All these factors, such as loose customs supervision, tax and duty exemptions, and lack of financial transparency create an intricate system for building a complex crime network. Thus, many nefarious individuals and crime syndicates might easily get away with financial schemes within an FTZ.  

The Importance of Advanced Transaction Monitoring for Banks

To detect money laundering and other financial crimes in an FTZ, companies based in the FTZ and financial institutions alike must be more diligent in checking more risk indicators that provide telling information about transactions. This can be done by gathering more data and using an advanced transaction monitoring system with graph analytics that can help banks draw significant connections between potentially bad actors.

When detecting money laundering and fraud in FTZs, it’s not enough to, for example, simply oversee inconsistent shipping records in high-risk areas. Banks should look out for risk indicators that might suggest suspicious financial activities. Some of these risk indicators include having one person or business connected to several other businesses, a person owning and running more than one company in the same area, and businesses shipping into one country. 
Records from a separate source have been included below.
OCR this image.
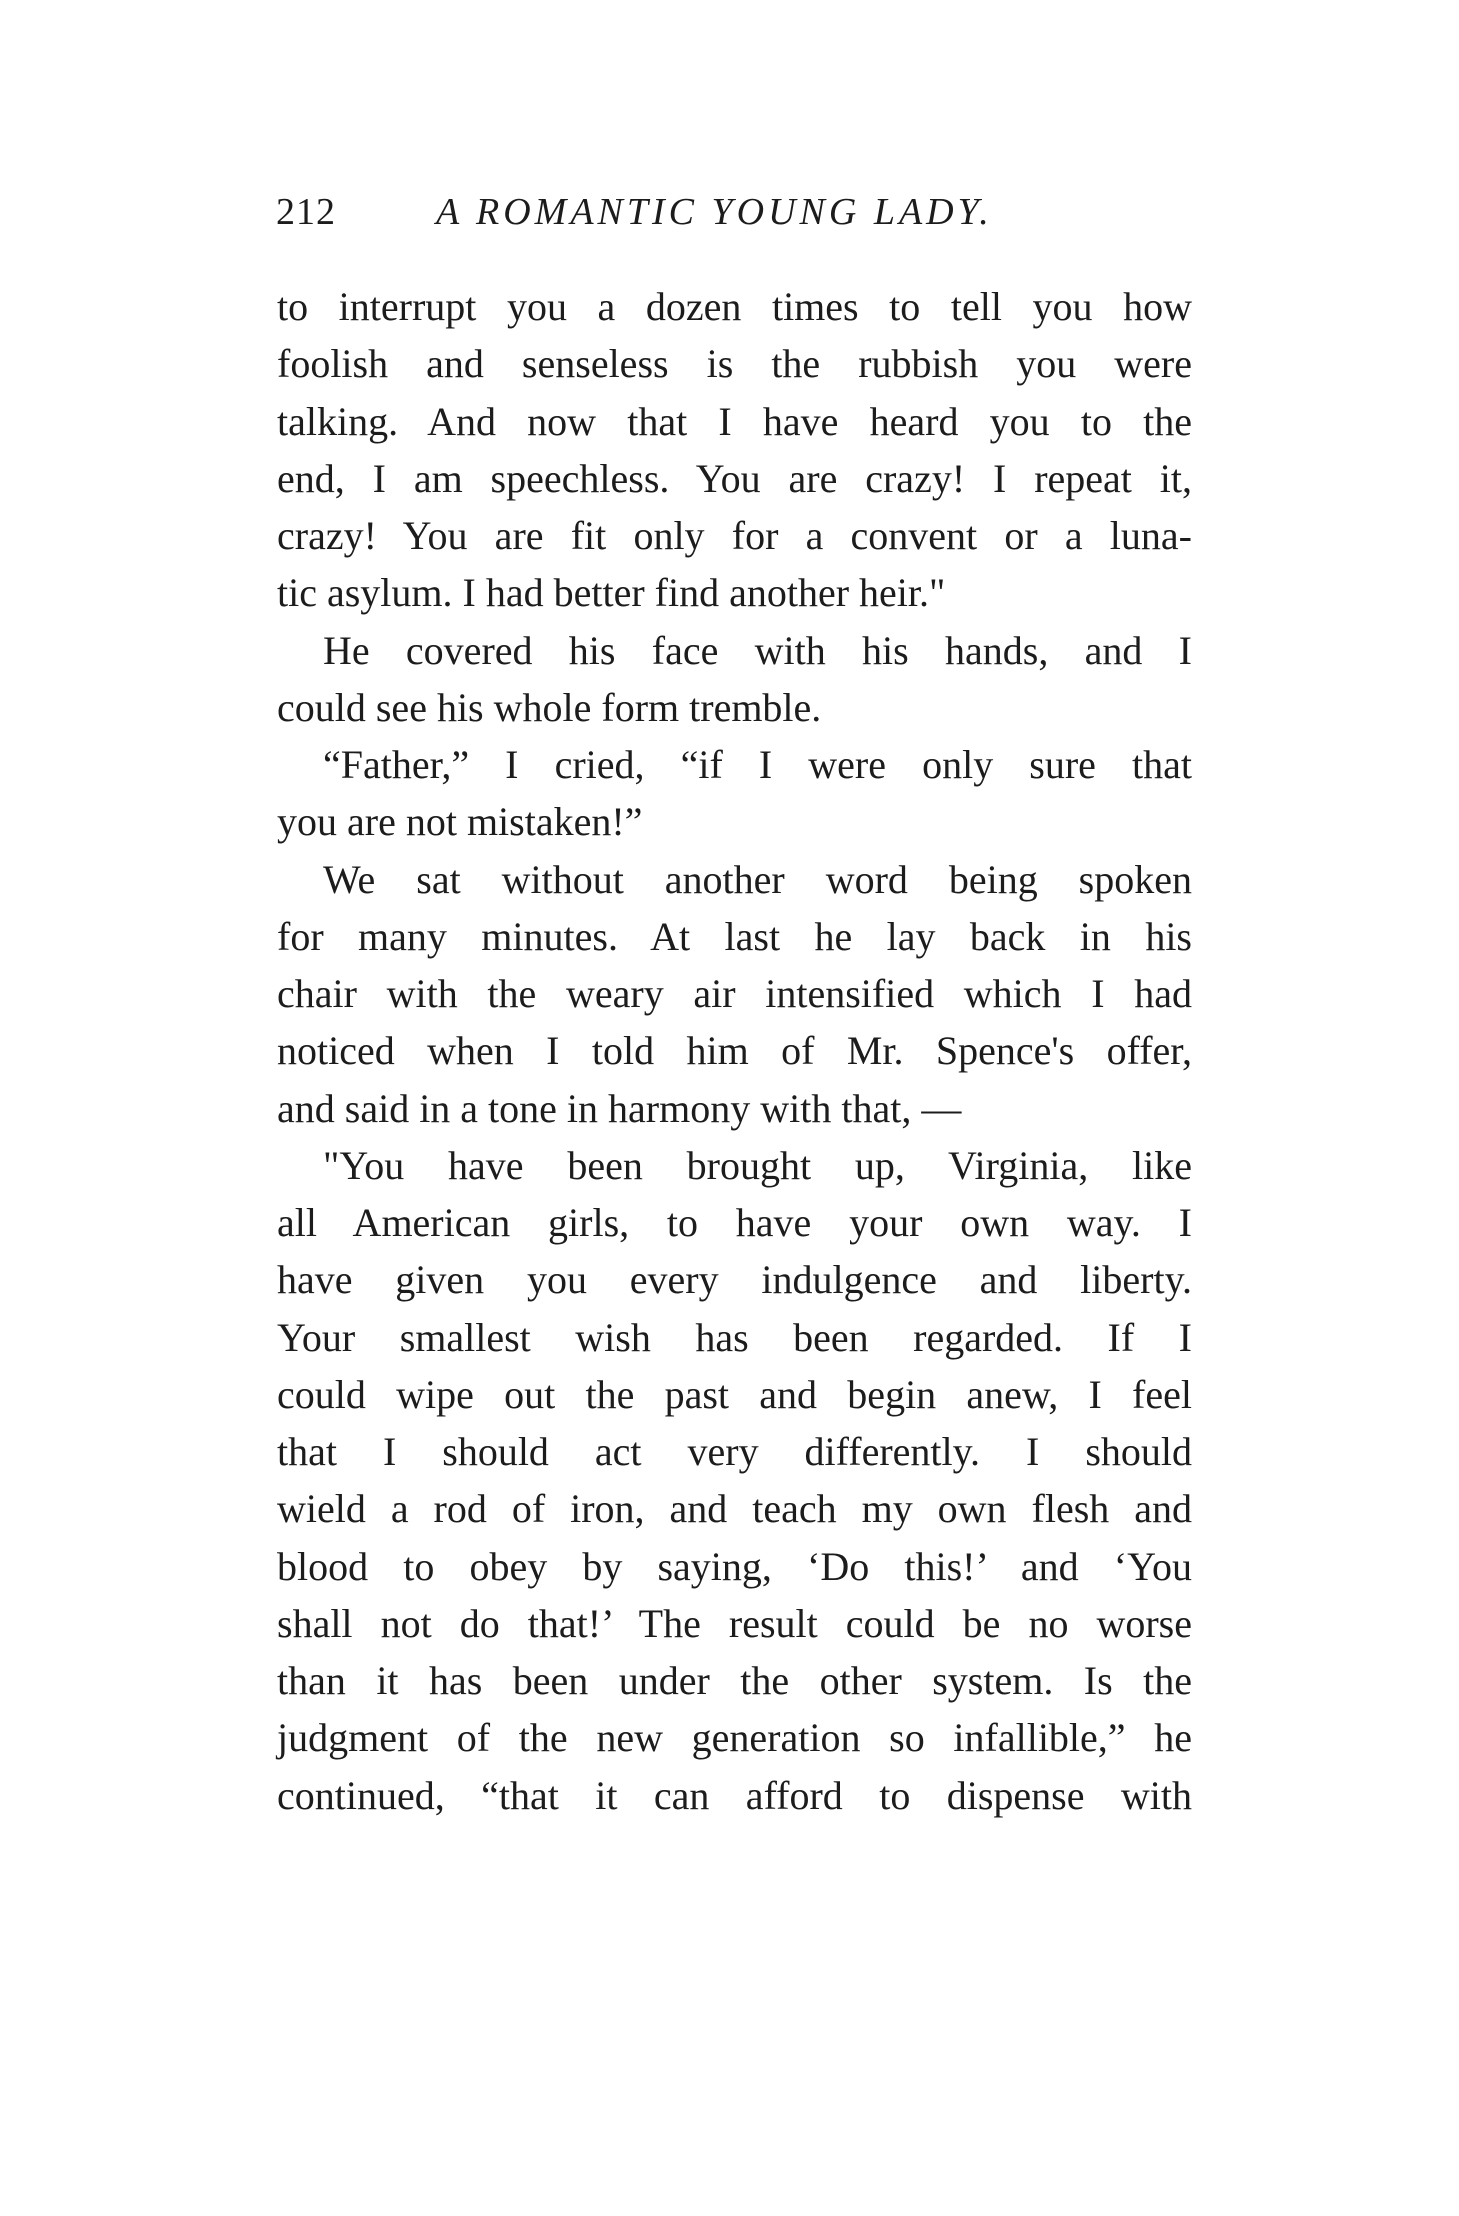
212	A ROMANTIC YOUNG LADY.
to interrupt you a dozen times to tell you how
foolish and senseless is the rubbish you were
talking. And now that I have heard you to the
end, I am speechless. You are crazy! I repeat it,
crazy! You are fit only for a convent or a luna-
tic asylum. I had better find another heir."
He covered his face with his hands, and I
could see his whole form tremble.
“Father,” I cried, “if I were only sure that
you are not mistaken!”
We sat without another word being spoken
for many minutes. At last he lay back in his
chair with the weary air intensified which I had
noticed when I told him of Mr. Spence's offer,
and said in a tone in harmony with that, —
"You have been brought up, Virginia, like
all American girls, to have your own way. I
have given you every indulgence and liberty.
Your smallest wish has been regarded. If I
could wipe out the past and begin anew, I feel
that I should act very differently. I should
wield a rod of iron, and teach my own flesh and
blood to obey by saying, ‘Do this!’ and ‘You
shall not do that!’ The result could be no worse
than it has been under the other system. Is the
judgment of the new generation so infallible,” he
continued, “that it can afford to dispense with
Apart from risk indicators, banks should also take note of external data that they can collect legally to cross-check individuals and businesses with other FTZ companies. Some external information they can gather includes business names and addresses operating in an FTZ, other banks serving in an FTZ, and trend reports about the products received and shipped from an FTZ.  Once a financial institution gathers the necessary information, it’s also important for banks to have a centralized monitoring system that carefully checks how transactions are linked with each other. 

Financial crimes become harder to detect, especially when individuals participate in complex systems that cover their tracks. Now, more than ever, banks should invest in effective anti-money laundering transaction tracking systems that perform target monitoring to detect financial crimes. Having a reliable platform that identifies suspicious financial patterns is crucial for keeping up with financial criminals.